Le code de la Légion d'Honneur prévoit pour les Français qu'un "comportement contraire à l'honneur" peut conduire à un blâme, une suspension ou une exclusion de l'ordre. Pour les étrangers, une seule mesure est prévue, celle du "retrait" de l'ordre. La mesure fait alors l'objet d'un décret signé du président de la République, Grand maître de l'ordre.


Sur sa relation avec Donald Trump

Interrogé sur Donald Trump, que les Français craignent davantage que le leader nord-coréen Kim Jong-Un (dixit Anne-Claire Coudray), le président français a réaffirmé vouloir maintenir son rapport cordial avec le président américain.

"Les Etats-Unis sont nos alliés. On les a aidés à être indépendants et ils nous ont aidés dans les moments de difficulté. Il est notre partenaire le plus essentiel en termes de sécurité et de lutte contre le terrorisme."

S'exprimant dans la foulée sur ses potentiels désaccords avec M. Trump, Emmanuel Macron soutient qu'il entend faire parler la voix française dans les grands dialogues internationaux. "Je parle constamment au président américain, parce qu'il est le président de la première puissance et il faut l'ancrer dans le multilatéralisme. Il veut durcir les choses avec l'Iran, ce à quoi je lui ai répondu que c'était une mauvaise méthode."

Une attitude tranchée qu'il défend dans le but d'éviter une nouvelle escalade comme celle rencontrée en ce moment dans la péninsule coréenne. "On a rompu le dialogue avec la Corée du Nord, résultat ils sont en passe d'avoir l'arme nucléaire.

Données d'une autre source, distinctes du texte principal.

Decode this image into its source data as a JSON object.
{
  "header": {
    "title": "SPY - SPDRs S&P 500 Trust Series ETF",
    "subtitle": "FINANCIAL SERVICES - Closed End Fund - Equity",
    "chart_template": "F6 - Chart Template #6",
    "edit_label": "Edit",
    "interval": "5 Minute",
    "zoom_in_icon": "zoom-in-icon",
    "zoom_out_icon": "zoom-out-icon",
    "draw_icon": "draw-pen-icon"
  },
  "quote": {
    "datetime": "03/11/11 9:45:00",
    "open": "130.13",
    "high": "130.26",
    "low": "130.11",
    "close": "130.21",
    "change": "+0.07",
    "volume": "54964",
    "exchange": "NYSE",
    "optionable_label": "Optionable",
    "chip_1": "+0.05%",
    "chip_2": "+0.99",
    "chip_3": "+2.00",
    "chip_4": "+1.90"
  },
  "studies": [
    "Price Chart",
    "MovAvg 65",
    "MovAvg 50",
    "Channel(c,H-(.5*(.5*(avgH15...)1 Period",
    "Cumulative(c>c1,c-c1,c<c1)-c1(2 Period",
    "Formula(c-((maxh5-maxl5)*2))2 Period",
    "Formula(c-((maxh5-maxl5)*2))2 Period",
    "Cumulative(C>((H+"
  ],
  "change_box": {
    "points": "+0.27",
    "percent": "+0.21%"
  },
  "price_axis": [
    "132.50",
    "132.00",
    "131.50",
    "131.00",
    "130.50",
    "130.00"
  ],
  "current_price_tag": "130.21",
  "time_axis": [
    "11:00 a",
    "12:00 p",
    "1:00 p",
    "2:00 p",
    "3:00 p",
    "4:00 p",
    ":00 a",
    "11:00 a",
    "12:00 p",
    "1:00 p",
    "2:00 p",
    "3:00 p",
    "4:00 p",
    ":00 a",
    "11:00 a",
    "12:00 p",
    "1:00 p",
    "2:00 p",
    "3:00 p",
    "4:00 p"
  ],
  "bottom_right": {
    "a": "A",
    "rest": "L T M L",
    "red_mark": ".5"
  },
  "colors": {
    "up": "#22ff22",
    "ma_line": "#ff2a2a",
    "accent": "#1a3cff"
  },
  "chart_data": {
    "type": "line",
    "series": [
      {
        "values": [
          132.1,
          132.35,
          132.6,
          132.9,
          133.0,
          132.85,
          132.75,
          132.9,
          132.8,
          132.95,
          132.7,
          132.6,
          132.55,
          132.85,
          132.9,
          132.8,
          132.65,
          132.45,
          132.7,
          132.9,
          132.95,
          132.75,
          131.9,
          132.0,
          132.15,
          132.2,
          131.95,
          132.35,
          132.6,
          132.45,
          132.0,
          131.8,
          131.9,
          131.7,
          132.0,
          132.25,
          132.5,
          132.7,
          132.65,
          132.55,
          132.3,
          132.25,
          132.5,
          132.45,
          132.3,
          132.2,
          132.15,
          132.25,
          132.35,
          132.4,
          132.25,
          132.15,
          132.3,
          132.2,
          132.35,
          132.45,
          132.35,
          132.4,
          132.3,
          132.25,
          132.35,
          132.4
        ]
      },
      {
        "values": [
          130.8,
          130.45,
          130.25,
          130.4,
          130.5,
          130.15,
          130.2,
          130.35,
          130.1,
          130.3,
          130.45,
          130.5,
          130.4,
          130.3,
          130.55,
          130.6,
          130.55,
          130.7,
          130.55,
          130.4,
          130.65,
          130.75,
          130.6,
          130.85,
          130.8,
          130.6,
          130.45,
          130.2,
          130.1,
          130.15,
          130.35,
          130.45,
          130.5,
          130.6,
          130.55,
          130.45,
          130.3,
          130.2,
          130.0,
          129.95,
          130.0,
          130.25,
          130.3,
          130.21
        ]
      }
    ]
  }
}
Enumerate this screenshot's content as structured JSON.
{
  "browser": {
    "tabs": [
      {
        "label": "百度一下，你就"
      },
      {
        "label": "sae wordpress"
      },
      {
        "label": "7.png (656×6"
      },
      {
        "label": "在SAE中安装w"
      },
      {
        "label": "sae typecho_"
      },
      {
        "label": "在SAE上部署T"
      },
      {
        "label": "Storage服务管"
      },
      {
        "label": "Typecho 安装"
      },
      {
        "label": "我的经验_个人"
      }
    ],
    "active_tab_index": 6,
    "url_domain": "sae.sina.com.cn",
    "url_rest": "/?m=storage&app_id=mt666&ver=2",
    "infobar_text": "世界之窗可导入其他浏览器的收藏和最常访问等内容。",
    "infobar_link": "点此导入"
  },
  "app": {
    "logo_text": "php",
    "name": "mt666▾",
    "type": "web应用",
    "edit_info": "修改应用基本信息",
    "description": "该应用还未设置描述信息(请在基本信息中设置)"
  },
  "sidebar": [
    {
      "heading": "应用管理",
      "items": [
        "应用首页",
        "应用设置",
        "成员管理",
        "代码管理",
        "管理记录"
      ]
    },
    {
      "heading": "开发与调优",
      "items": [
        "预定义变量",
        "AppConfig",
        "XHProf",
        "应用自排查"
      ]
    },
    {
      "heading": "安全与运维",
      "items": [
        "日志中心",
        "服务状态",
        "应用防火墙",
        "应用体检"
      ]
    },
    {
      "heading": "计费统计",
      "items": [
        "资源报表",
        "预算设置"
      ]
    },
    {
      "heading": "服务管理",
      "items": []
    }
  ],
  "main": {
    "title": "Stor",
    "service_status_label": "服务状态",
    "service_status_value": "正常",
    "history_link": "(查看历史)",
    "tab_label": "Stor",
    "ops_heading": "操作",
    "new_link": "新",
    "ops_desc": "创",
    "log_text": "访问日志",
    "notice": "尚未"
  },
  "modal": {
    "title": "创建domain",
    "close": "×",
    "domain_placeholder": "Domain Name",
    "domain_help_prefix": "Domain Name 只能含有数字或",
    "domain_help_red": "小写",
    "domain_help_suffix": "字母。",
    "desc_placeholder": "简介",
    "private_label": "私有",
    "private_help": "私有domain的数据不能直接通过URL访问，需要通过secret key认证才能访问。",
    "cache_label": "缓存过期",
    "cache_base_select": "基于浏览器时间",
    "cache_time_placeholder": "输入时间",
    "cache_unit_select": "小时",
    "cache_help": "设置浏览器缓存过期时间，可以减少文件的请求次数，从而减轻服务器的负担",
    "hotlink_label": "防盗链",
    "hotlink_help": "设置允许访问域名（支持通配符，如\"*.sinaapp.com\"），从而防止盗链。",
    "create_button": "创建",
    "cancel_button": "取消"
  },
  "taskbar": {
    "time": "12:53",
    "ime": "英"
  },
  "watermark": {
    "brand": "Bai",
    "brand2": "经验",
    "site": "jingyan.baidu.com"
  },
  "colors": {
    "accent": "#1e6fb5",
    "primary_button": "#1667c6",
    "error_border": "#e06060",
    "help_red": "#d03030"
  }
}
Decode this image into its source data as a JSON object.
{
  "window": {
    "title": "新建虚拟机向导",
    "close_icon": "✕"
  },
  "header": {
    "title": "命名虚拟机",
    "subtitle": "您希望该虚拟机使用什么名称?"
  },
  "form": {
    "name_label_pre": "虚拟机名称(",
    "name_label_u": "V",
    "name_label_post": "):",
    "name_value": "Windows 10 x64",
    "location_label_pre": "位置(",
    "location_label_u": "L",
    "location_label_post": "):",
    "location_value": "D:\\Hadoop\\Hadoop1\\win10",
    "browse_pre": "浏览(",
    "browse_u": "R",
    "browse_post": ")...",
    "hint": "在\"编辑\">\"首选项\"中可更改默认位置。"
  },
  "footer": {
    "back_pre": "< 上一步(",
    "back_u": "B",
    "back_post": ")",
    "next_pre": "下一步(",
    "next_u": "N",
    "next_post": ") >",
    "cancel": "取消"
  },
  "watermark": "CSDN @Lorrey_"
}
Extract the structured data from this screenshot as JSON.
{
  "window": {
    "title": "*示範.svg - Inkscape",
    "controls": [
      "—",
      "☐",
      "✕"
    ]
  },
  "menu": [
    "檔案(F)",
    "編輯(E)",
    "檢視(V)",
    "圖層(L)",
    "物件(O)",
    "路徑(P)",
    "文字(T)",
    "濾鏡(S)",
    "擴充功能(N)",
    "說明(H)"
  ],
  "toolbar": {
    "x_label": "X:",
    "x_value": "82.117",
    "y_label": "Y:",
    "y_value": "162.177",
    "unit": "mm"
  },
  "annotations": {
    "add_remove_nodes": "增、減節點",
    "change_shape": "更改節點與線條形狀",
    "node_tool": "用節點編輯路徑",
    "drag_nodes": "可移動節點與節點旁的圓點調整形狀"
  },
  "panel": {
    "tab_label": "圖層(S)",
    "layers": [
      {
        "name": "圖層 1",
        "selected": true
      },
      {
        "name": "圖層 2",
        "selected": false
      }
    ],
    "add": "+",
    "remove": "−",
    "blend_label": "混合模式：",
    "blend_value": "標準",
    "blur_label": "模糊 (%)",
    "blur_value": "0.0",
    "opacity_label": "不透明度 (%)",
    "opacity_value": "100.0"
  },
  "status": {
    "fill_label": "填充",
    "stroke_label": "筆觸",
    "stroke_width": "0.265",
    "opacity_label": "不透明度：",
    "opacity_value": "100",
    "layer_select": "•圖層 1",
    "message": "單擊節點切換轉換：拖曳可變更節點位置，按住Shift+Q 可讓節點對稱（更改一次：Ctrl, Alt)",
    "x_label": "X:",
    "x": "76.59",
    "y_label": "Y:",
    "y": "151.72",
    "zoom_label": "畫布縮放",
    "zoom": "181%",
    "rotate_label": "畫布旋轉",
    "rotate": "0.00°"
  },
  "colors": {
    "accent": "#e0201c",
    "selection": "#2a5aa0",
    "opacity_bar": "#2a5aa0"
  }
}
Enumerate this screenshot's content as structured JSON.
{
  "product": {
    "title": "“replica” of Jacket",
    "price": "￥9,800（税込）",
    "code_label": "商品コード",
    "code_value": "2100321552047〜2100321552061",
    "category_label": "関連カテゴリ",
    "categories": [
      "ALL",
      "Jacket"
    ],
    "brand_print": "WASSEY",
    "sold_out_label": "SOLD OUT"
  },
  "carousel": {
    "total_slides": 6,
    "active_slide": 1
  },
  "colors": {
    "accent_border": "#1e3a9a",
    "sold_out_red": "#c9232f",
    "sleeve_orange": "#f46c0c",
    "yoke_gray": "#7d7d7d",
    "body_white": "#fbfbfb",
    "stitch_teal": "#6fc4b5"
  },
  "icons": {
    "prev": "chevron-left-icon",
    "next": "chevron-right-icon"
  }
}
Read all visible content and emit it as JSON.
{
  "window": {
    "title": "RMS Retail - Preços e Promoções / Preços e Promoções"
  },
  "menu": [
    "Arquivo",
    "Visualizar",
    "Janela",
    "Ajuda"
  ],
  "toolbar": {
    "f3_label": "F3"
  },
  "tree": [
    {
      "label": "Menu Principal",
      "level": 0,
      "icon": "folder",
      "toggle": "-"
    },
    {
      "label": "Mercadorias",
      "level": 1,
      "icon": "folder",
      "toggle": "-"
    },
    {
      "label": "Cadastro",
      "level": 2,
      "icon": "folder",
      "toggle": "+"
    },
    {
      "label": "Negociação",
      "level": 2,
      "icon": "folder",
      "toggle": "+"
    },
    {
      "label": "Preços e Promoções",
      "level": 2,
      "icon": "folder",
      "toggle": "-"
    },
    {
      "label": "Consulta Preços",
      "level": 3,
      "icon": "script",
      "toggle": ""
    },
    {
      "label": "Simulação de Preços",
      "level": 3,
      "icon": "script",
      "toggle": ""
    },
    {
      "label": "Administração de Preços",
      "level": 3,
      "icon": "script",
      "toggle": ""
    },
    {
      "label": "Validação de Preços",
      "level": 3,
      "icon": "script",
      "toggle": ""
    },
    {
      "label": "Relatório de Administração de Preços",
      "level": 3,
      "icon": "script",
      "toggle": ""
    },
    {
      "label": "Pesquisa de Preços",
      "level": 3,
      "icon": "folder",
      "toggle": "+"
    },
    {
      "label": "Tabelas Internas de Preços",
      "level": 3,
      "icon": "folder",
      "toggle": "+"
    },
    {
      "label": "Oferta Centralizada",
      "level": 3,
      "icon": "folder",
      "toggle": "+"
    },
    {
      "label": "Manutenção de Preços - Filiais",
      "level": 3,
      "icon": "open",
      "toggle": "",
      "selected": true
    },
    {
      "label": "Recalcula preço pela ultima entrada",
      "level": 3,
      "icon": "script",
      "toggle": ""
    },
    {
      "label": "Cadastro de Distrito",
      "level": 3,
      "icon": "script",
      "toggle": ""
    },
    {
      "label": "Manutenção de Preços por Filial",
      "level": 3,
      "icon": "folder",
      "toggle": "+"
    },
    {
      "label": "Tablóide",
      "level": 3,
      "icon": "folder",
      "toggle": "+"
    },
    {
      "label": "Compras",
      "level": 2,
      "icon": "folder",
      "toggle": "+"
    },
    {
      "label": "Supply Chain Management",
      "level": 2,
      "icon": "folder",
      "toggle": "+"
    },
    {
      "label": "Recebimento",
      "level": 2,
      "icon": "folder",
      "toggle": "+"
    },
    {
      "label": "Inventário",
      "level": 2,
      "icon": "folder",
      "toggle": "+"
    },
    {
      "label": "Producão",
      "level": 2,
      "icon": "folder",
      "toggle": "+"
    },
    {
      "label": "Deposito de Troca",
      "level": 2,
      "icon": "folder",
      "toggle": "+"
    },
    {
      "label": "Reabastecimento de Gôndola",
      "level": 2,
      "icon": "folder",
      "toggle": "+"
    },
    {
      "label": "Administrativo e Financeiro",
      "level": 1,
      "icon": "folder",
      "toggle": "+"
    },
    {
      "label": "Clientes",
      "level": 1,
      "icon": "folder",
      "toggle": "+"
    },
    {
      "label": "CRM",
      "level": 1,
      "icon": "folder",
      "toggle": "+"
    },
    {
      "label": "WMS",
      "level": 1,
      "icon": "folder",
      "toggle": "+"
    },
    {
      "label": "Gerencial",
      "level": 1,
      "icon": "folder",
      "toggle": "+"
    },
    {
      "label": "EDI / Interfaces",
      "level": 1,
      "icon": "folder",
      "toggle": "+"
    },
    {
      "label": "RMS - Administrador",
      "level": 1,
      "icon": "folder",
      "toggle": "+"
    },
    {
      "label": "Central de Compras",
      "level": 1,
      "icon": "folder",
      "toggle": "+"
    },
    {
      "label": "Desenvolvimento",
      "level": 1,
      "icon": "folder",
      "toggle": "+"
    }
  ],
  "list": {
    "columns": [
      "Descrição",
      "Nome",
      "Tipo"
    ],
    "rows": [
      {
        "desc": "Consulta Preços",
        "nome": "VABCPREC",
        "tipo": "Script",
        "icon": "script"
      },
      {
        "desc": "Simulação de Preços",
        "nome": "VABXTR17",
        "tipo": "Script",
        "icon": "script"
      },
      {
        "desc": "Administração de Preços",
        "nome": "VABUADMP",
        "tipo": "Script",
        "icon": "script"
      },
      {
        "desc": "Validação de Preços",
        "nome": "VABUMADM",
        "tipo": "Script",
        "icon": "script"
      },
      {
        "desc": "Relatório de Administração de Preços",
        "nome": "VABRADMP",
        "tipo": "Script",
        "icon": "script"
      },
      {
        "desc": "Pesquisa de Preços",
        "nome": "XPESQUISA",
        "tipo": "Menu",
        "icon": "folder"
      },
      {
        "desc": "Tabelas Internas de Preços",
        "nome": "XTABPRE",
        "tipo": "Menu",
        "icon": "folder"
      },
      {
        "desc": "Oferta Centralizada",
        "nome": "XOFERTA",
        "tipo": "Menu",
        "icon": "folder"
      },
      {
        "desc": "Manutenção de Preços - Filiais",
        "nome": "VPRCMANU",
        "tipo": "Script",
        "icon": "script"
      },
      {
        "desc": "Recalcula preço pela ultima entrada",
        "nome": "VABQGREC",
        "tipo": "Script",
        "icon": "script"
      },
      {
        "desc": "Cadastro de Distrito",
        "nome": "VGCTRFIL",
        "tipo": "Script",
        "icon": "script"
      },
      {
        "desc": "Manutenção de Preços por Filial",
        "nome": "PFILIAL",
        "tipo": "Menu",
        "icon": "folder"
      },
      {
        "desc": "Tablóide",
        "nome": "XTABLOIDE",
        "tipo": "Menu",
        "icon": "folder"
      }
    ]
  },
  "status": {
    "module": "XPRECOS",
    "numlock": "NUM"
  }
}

C'est pourquoi je veux rester dans le cadre de l'accord sur le nucléaire iranien pour maintenir la sécurité."


Sur la place de la France à l'échelon mondial

Le point de vue de M. Macron sur la politique française à l'international se résume par une activité, marquée et défendue, un dialogue et du concret.

"Si nous n'avons pas la capacité de dialoguer avec tout le monde, nous nous préparons au pire pour aujourd'hui comme pour demain. Si nous n'avons pas une vraie action avec l'Afrique, alors nous continuerons à avoir des migrations massives sans savoir y répondre de manière coordonnée. Si nous n'avons pas une vraie action internationale pour le climat, alors nous serons les uns et les autres victimes du réchauffement climatique."


Sur son regard sur la suite de son mandat

Terminant l'entretien sur sa situation dans quatre ans et demi, soit à l'aube des prochaines présidentielles, M. Macron se veut concentré sur sa tâche plutôt que d'évoquer la prochaine échéance.

"Il y aura toujours des résistances, mais en France, en Europe à laquelle je tiens beaucoup, et à l'international, je continuerai au même rythme mon travail." Un travail qu'il veut voir s'inscrire dans la lignée de la qualité française.

"Je veux retrouver le fil du destin français, pour que nous ne subissions pas les changements et que nous portions notre voix à l'international, comme lors de la Renaissance, au moment des Lumières. Nous devons continuer à porter l'ambition française."

"Si je regarde les courbes de statistiques comme un tacticien, une chose est sûre, j'échouerais."